Because hey, it's easier than stomaching the stories coming out of North Korea as the kind of truth that millions of people face every morning when they wake up.
You're right.
posted by Evernix at 6:04 PM on January 9, 2013 [2 favorites]


Weird story.

(Can someone tell me what the hip-hop song is that they turn to from Coldplay in the video of Jimmy? I know it's something really popular and recent and it's driving me crazy.)
posted by threeants at 6:48 PM on January 9, 2013


It's all well and good to have joy in your life. Happiness is an important thing! But the treatment North Korea gets in this article is sort of appalling. You don't have to care about North Korea or human suffering every waking moment of your life but to deride Schmidt's efforts at opening up communications with a really terrifying nation state by choosing to publish a ZANY N. KOREA AT IT AGAIN, THIS TIME WITH SOMETHING REALLY RELEVANT TO YOU TECHNOCRATI leaves a bit of a bad taste.

It's as if the writer is saying that any attempt at dealing with the state is asinine and that it's okay to laugh at the people who are actually trying to do good in the world. It treats human rights as a zero-sum game and anything that isn't points towards isn't worth the attention.

On top of that, it's a pretty obvious link bait, isn't it? Joss Whedon? WOW MAYBE? 4chan? UGH EW AMIRITE? Vin Diesel SLYT? YES PLZ! The author ignores the point of why North Korea gets as much coverage as it does in the media. It's like North Korea is only in the article because it's a hot button search term in contrast to the way every other reputable news outlet covers it, as a kind of existential Cold War terror that still continues to impact your daily life by way of domestic policy decisions. The editorial gears that must've turned when this was presented as a scoop.
posted by dubusadus at 7:07 PM on January 9, 2013


I acknowledged that. I still think sending him death threats is fucked up.

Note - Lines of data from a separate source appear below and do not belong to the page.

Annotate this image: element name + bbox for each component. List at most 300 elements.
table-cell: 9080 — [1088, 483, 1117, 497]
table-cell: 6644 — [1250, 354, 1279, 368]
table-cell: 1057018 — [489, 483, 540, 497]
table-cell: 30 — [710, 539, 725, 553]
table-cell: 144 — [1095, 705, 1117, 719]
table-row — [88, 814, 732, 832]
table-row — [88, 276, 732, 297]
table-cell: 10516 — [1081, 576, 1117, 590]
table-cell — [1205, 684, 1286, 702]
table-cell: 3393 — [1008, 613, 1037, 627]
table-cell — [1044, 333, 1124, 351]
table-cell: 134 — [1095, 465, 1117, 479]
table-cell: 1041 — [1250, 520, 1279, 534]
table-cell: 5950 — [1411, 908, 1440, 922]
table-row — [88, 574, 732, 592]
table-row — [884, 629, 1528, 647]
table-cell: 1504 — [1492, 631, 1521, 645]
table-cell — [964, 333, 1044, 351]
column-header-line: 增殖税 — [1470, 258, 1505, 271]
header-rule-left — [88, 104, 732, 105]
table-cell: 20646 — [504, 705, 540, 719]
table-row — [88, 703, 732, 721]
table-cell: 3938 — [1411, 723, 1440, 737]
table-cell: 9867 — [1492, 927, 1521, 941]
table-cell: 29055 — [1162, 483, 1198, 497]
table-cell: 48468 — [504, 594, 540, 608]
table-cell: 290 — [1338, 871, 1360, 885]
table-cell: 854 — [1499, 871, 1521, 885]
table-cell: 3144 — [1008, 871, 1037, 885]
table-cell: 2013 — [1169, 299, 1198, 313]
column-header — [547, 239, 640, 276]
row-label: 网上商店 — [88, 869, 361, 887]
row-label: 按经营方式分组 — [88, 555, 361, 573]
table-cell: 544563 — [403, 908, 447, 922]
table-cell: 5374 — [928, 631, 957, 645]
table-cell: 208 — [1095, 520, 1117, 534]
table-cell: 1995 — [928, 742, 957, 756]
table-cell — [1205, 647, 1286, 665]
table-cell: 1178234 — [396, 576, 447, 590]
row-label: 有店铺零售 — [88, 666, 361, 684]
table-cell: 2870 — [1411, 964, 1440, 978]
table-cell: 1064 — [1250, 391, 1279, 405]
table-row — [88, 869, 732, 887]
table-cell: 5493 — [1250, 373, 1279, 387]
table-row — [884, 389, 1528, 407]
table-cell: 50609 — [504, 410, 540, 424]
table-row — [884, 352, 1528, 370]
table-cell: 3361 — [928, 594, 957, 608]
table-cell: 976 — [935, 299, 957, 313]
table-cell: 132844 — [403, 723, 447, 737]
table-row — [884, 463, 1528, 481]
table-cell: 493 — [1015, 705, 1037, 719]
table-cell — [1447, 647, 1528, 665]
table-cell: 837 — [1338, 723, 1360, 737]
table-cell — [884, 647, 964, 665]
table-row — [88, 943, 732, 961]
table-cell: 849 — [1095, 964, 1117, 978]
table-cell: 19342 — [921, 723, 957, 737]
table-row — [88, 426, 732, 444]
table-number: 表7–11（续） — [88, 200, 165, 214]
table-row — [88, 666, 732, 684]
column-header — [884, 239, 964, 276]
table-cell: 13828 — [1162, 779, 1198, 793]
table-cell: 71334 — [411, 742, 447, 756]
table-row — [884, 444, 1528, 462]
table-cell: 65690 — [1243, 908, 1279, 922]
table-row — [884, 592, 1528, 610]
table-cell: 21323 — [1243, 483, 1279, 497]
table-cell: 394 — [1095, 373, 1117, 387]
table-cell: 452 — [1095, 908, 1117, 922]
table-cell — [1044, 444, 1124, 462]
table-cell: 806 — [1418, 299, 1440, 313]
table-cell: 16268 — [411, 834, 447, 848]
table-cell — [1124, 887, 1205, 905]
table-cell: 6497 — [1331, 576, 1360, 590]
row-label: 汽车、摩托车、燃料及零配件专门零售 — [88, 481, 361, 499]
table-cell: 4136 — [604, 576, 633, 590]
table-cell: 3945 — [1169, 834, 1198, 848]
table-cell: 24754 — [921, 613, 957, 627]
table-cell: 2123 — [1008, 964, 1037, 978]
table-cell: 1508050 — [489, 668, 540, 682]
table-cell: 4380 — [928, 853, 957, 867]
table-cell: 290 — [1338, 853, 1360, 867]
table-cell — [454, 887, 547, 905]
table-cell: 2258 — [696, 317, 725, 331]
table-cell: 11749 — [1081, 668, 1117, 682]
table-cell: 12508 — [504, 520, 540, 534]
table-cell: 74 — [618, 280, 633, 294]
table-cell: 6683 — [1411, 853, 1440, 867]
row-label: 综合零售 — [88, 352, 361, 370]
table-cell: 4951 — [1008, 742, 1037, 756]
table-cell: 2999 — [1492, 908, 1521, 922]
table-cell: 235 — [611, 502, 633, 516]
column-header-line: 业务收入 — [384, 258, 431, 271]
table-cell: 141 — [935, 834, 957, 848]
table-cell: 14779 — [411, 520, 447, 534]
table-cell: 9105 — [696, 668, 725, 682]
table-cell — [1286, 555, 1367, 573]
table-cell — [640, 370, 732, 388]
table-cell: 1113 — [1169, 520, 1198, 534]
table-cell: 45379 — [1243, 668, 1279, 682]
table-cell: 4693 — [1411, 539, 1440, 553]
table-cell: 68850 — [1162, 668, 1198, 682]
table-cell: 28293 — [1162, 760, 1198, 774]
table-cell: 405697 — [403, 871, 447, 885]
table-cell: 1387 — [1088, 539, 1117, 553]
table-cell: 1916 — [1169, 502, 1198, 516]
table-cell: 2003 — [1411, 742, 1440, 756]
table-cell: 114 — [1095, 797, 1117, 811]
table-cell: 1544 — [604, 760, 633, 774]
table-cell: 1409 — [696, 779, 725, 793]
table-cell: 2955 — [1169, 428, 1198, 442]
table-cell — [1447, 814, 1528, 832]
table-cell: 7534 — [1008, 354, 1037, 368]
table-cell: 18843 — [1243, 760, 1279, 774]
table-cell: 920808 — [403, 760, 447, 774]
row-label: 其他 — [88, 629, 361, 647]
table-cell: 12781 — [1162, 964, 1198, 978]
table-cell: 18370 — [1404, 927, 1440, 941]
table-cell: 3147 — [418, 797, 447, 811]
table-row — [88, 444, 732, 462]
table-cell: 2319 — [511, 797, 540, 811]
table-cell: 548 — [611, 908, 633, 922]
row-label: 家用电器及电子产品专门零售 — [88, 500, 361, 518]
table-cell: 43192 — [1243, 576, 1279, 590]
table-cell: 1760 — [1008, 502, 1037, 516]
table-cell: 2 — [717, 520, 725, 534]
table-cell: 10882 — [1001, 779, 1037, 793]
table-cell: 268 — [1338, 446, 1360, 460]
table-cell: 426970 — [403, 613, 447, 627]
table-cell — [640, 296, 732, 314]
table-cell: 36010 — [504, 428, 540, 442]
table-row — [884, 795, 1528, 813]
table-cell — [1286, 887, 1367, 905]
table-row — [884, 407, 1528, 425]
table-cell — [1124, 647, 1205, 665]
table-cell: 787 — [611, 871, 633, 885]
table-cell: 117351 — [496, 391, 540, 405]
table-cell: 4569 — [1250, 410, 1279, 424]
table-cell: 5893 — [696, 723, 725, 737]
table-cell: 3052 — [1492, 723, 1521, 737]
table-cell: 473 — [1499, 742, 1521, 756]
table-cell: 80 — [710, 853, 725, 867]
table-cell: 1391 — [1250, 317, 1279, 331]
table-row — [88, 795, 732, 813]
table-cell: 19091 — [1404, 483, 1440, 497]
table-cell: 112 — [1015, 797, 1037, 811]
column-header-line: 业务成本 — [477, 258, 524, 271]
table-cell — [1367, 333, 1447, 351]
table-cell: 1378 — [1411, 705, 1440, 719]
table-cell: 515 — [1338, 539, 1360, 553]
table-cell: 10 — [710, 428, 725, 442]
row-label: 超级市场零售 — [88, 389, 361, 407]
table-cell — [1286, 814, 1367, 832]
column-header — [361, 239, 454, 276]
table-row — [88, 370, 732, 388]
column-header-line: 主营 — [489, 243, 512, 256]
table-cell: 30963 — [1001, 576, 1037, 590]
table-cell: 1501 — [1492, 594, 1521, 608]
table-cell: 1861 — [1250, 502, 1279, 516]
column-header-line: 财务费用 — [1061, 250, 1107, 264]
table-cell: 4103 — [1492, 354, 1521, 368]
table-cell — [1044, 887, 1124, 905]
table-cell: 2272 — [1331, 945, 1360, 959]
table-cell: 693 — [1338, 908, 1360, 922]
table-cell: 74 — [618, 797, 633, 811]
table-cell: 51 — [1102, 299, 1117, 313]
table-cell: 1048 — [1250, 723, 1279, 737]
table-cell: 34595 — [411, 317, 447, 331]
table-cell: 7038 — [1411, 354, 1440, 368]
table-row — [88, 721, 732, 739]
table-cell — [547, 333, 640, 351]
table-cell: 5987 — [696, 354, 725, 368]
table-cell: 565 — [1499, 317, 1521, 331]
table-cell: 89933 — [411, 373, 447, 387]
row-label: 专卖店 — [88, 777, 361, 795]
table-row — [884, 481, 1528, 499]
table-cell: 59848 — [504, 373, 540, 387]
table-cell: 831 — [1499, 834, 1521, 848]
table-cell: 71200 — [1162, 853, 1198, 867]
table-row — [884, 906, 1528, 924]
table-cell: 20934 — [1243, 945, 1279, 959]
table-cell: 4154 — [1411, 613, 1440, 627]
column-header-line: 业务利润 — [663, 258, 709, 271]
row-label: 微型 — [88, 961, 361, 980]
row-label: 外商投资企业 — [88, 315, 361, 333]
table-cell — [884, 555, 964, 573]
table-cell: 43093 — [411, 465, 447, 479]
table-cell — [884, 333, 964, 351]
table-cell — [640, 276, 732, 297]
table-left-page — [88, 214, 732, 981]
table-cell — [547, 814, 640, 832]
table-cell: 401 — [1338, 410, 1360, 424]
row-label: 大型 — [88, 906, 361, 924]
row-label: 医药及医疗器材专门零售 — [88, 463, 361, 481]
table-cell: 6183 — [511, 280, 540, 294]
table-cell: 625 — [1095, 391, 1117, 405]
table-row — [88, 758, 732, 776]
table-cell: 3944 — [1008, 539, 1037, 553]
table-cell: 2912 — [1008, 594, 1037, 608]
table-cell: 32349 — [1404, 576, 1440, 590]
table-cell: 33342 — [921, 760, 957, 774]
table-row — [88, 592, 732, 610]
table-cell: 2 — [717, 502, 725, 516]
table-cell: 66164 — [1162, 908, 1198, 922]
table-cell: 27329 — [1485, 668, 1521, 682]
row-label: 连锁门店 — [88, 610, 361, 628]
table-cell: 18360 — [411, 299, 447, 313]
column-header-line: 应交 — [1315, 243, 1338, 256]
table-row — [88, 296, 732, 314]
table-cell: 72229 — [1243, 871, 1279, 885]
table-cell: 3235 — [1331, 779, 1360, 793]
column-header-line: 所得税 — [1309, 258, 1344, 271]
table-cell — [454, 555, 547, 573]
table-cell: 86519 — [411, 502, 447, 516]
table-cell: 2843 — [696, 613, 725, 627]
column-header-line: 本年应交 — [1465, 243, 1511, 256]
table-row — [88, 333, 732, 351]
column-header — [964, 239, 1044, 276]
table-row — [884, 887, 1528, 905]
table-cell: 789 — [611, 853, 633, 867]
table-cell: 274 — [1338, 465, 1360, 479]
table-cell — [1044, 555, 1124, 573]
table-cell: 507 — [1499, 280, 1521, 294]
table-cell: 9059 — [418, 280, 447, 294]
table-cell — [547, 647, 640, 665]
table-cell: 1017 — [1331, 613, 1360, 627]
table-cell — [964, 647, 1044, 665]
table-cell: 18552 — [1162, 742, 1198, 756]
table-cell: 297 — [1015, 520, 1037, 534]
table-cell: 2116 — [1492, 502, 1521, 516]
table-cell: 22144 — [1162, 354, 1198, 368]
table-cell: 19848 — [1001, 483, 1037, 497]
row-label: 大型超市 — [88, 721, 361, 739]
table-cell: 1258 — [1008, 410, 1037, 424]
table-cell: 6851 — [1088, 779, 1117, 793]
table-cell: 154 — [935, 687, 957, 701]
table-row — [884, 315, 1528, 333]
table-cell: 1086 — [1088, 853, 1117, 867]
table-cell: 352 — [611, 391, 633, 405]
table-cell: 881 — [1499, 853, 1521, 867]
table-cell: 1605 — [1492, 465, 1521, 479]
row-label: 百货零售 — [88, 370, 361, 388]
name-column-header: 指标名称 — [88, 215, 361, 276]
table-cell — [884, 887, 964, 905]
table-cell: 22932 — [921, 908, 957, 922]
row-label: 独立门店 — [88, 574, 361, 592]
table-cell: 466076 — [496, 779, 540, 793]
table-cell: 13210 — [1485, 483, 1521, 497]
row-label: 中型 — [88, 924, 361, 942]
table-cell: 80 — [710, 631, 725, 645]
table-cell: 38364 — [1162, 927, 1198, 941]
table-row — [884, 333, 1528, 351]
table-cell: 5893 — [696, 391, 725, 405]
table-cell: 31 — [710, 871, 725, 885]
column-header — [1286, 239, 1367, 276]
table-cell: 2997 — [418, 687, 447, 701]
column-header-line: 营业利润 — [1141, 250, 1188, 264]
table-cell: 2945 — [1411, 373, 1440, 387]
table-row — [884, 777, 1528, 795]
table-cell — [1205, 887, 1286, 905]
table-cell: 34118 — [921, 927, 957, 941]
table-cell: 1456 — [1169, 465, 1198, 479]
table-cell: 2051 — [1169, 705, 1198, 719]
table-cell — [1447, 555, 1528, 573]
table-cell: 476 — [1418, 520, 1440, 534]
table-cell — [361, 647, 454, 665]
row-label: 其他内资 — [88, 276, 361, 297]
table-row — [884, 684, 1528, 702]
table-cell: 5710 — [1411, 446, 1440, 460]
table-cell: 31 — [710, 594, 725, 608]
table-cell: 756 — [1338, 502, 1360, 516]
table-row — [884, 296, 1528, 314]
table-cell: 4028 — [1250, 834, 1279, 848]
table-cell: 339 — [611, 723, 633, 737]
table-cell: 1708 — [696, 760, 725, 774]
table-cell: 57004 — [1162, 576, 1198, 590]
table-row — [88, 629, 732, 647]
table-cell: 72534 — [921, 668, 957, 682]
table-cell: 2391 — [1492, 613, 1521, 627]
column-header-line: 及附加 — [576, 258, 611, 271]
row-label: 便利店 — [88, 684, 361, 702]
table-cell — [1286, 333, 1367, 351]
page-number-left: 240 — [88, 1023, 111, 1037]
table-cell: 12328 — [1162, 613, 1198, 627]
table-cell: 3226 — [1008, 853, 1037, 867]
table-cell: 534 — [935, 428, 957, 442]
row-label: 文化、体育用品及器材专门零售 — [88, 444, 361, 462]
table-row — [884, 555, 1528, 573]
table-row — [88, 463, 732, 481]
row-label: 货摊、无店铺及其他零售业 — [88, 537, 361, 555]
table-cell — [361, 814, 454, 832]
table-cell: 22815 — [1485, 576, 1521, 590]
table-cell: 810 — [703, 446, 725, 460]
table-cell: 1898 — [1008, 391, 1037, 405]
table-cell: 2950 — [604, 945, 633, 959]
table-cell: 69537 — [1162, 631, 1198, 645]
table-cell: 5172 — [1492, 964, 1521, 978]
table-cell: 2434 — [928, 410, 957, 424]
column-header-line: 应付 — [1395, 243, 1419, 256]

Agreed...in fact, I'd go as far as to say that it's probably never sensible to send anybody death threats for any reason.

...to deride Schmidt's efforts at opening up communications with a really terrifying nation state...

I didn't see any derision of Schmidt in this article. If, as you say, I "...don't have to care about North Korea or human suffering every waking moment of your life...", then what is wrong with the occasion zany human interest story about North Korea? I hate that nation's regime more than any other political entity on Earth, so this doesn't really distract me from that.